Bedauerlicherweise werden die gestrigen Ereignisse und die Art und Weise, wie sie von den Schiedsrichtern und dem VAR gehandhabt wurden, nicht als Einzelfall betrachtet, sondern als etwas, das sich in vielen unserer Spiele wiederholt hat. Das Opfer, das das Verbrechen erleidet, kann niemals dafür verantwortlich gemacht werden.
Aus all diesen Gründen sind wir äußerst besorgt darüber, dass der spanische Fußballverband in all dieser Zeit keine Maßnahmen ergriffen hat, obwohl es offensichtliche und wiederholte Warnzeichen gab, die wir von unserem Verein aus seit langem anprangern.
Real Madrid hofft, dass angesichts der Ernsthaftigkeit der gegenwärtigen Situation und des Image, das der spanische Fußball in der Welt abgibt, alle Verantwortlichen und Zuständigen sofortige und entschlossene Maßnahmen ergreifen, um Rassismus, Fremdenfeindlichkeit und Hass zu bekämpfen. Unser Verein wird sich weiterhin dafür einsetzen, dass die Werte, die unserer Geschichte zugrunde liegen, auch in Zukunft ein Vorbild für Koexistenz und Vorbildlichkeit sind.

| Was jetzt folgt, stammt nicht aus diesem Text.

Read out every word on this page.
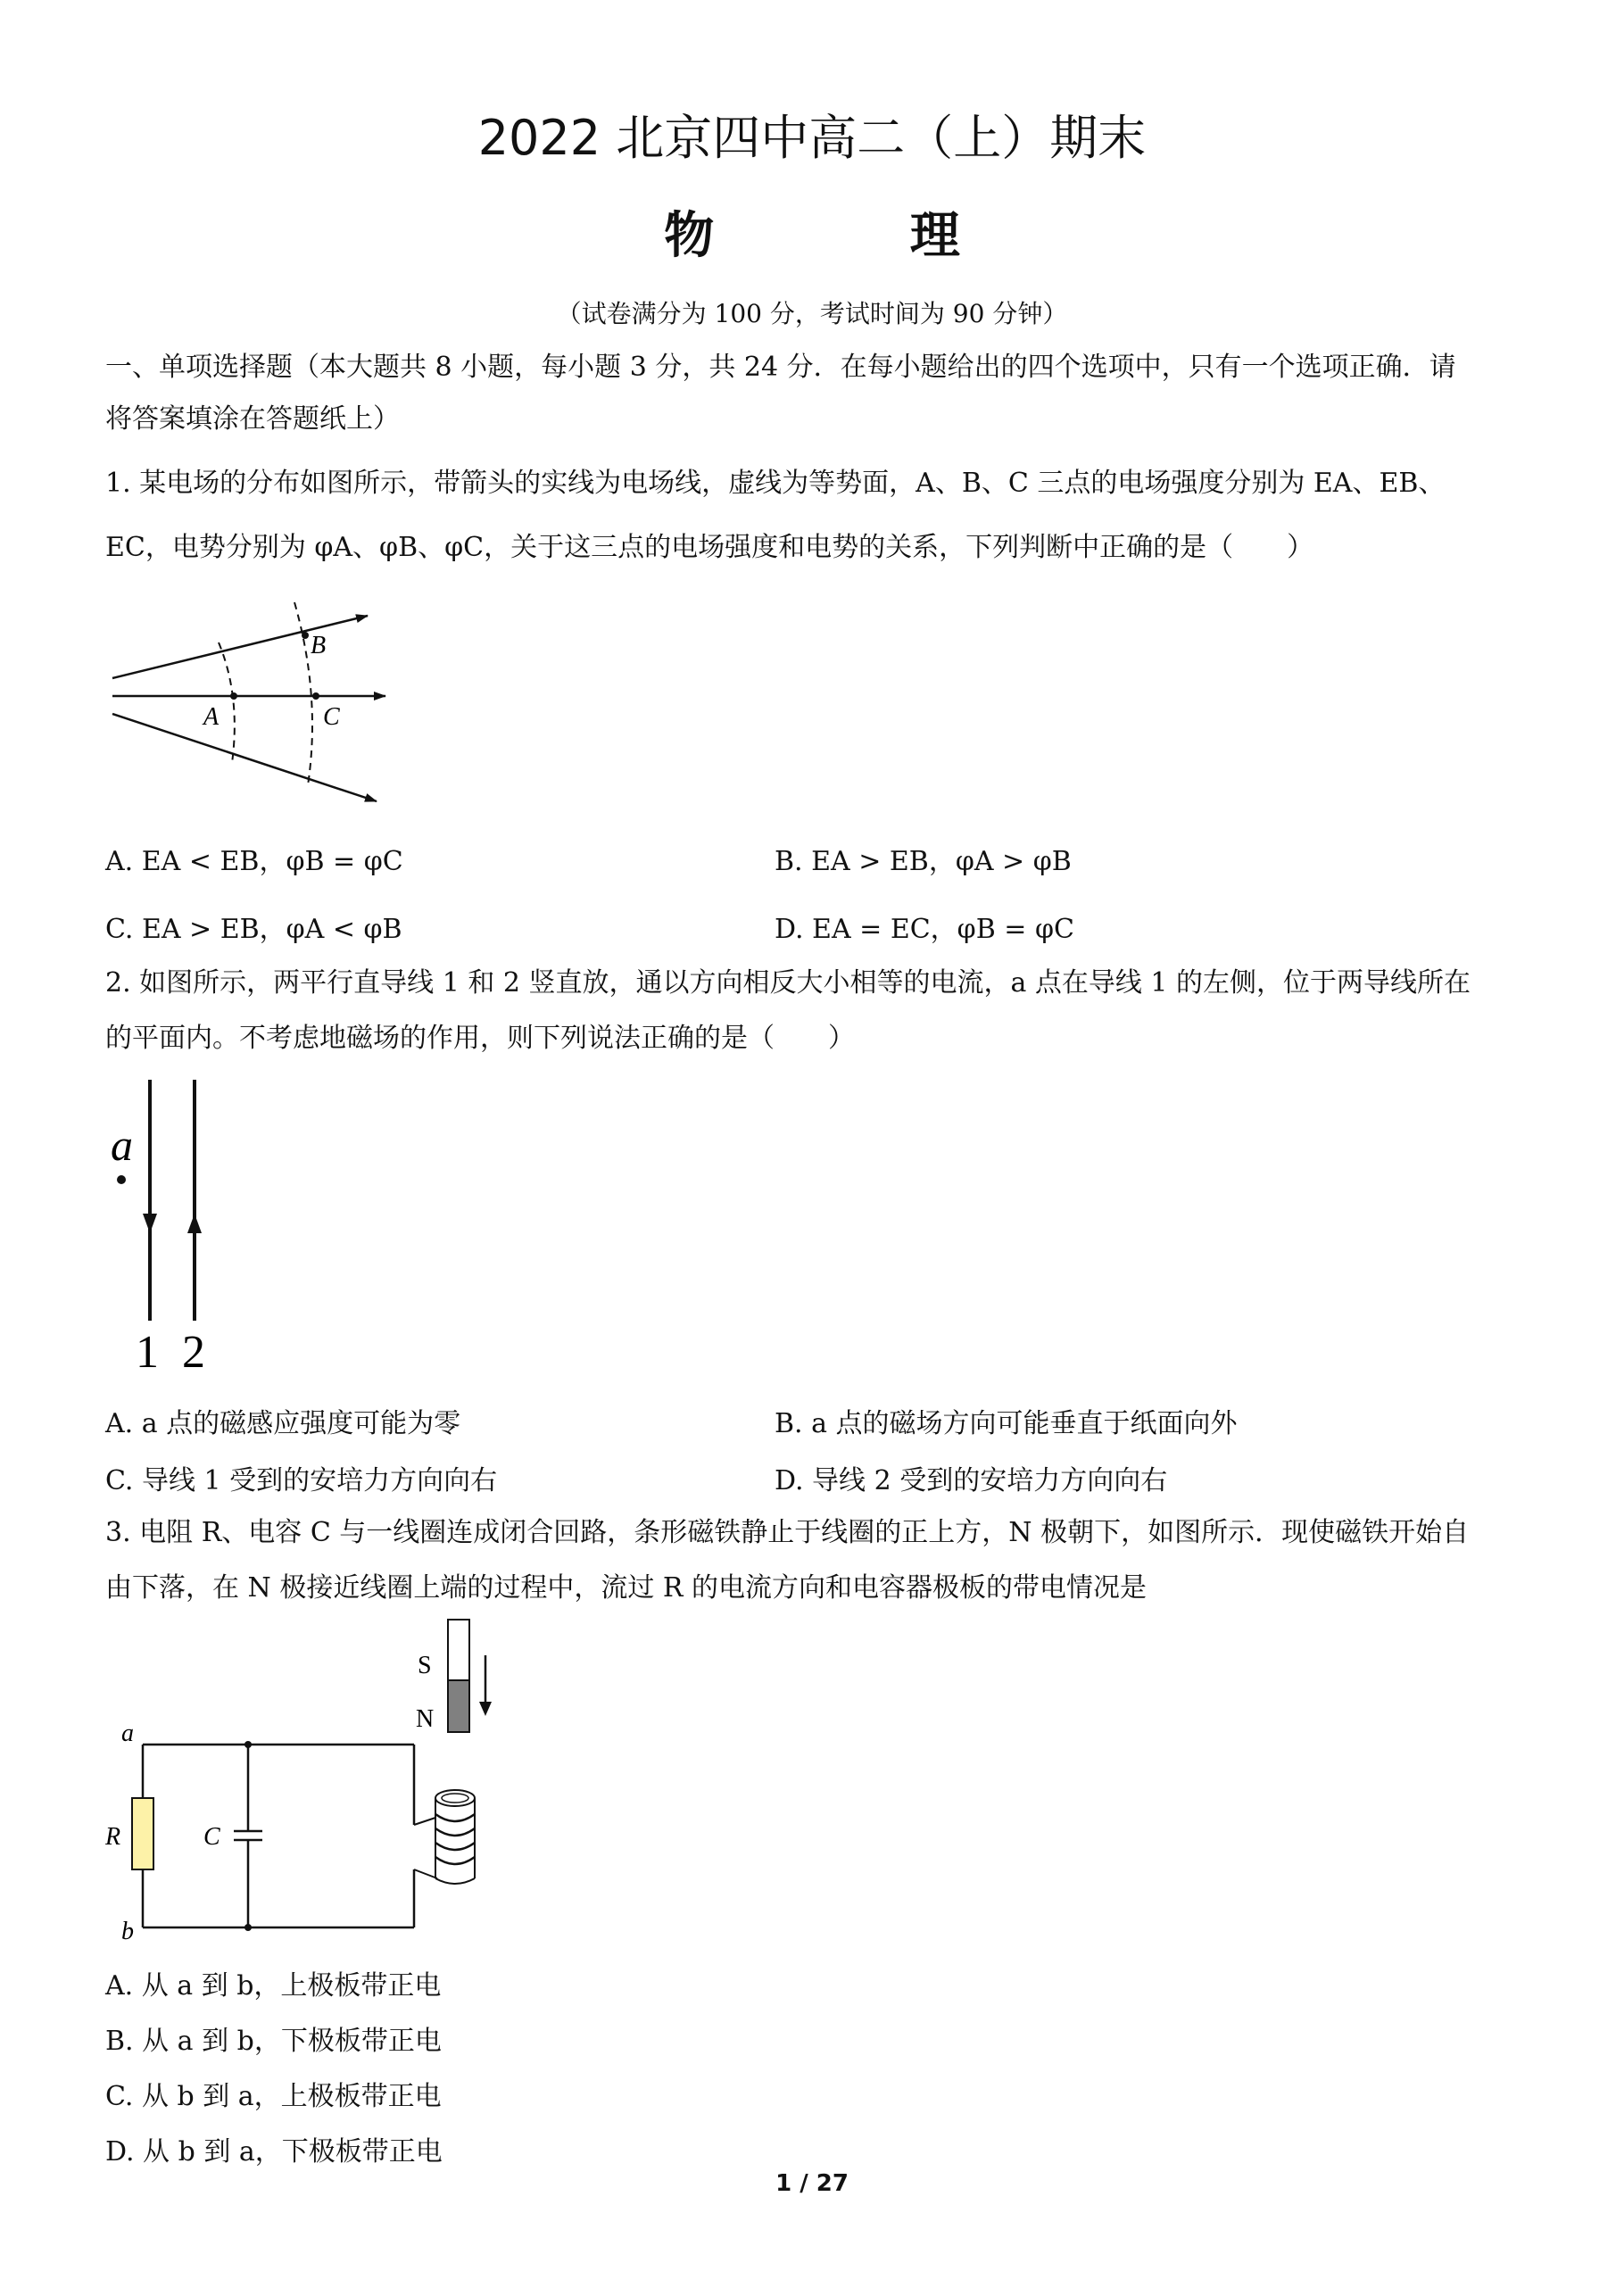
2022 北京四中高二（上）期末
物 理
（试卷满分为 100 分，考试时间为 90 分钟）
一、单项选择题（本大题共 8 小题，每小题 3 分，共 24 分．在每小题给出的四个选项中，只有一个选项正确．请
将答案填涂在答题纸上）
1. 某电场的分布如图所示，带箭头的实线为电场线，虚线为等势面，A、B、C 三点的电场强度分别为 EA、EB、
EC，电势分别为 φA、φB、φC，关于这三点的电场强度和电势的关系，下列判断中正确的是（　　）
A	C
B
A. EA < EB，φB = φC	B. EA > EB，φA > φB
C. EA > EB，φA < φB	D. EA = EC，φB = φC
2. 如图所示，两平行直导线 1 和 2 竖直放，通以方向相反大小相等的电流，a 点在导线 1 的左侧，位于两导线所在
的平面内。不考虑地磁场的作用，则下列说法正确的是（　　）
a
1 2
A. a 点的磁感应强度可能为零	B. a 点的磁场方向可能垂直于纸面向外
C. 导线 1 受到的安培力方向向右	D. 导线 2 受到的安培力方向向右
3. 电阻 R、电容 C 与一线圈连成闭合回路，条形磁铁静止于线圈的正上方，N 极朝下，如图所示．现使磁铁开始自
由下落，在 N 极接近线圈上端的过程中，流过 R 的电流方向和电容器极板的带电情况是
S
N
R
a
b
C
A. 从 a 到 b，上极板带正电
B. 从 a 到 b，下极板带正电
C. 从 b 到 a，上极板带正电
D. 从 b 到 a，下极板带正电
1 / 27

Real greift Rubiales an, der giftet gegen Tebas
Interessant: Real Madrid redet von „Hilflosigkeit und Wehrlosigkeit“ und greift dabei primär nicht Liga-Chef Javier Tebas an, sondern Verbandspräsident Luis Rubiales. Dazu kommt der Vorwurf, dass sich Verfehlungen des Schiedsrichter- und VAR-Teams wiederholen – diese stehen der RFEF unter, also Rubiales, nicht Tebas‘ LFP. Während Tebas oft via Social Media auffällt, unter anderem in denen er kritische Tweets ihm und seiner Liga gegenüber kontert – so auch im aktuellen Fall mit Vinícius – hat Rubiales am Montagmorgen eine Pressekonferenz einberufen. „Wir haben schwerwiegende Probleme“, attestierte der 45-Jährige dem spanischen Fußball beim Thema Diskriminierung und griff dabei – mal wieder – Tebas an: „Ich möchte Sie (die Zuschauenden; d. Red.) bitten, das unverantwortliche Verhalten des LaLiga-Präsidenten zu ignorieren.“ Tebas und Rubiales liefern sich seit Jahren einen öffentlichen Streit unter anderem über die unterschiedlichen Zuständigkeiten und sind sich längst spinnefeind. Auch hier riecht es stark nach gegenseitigem Schuldzuschieben, auch wenn Real Madrid selbst die Verantwortlichkeit primär bei der RFEF sieht, da sie über Schiedsrichter und VAR entscheidet. Wie groß die Hoffnung auf „sofortige und entschlossene Maßnahmen“ ausfällt, bleibt abzuwarten – der öffentliche Druck in der Fußballwelt könnte aktuell zwar kaum größer sein, das gilt aber auch für die Uneinigkeiten bei den Verbänden, jahrelange Versäumnisse und generell eine oft toxische Medienlandschaft – die mittlerweile längst eskalierte Rassismus-Debatte lässt sich mehr oder weniger auch auf eine Folge von EL CHIRINGUITO zurückführen und viele nicht nur in dieser Show beheimatete Meinungsmacher und Populisten, die den 22-jährigen Brasilianer Woche für Woche als Täter statt als Opfer darzustellen versuchen.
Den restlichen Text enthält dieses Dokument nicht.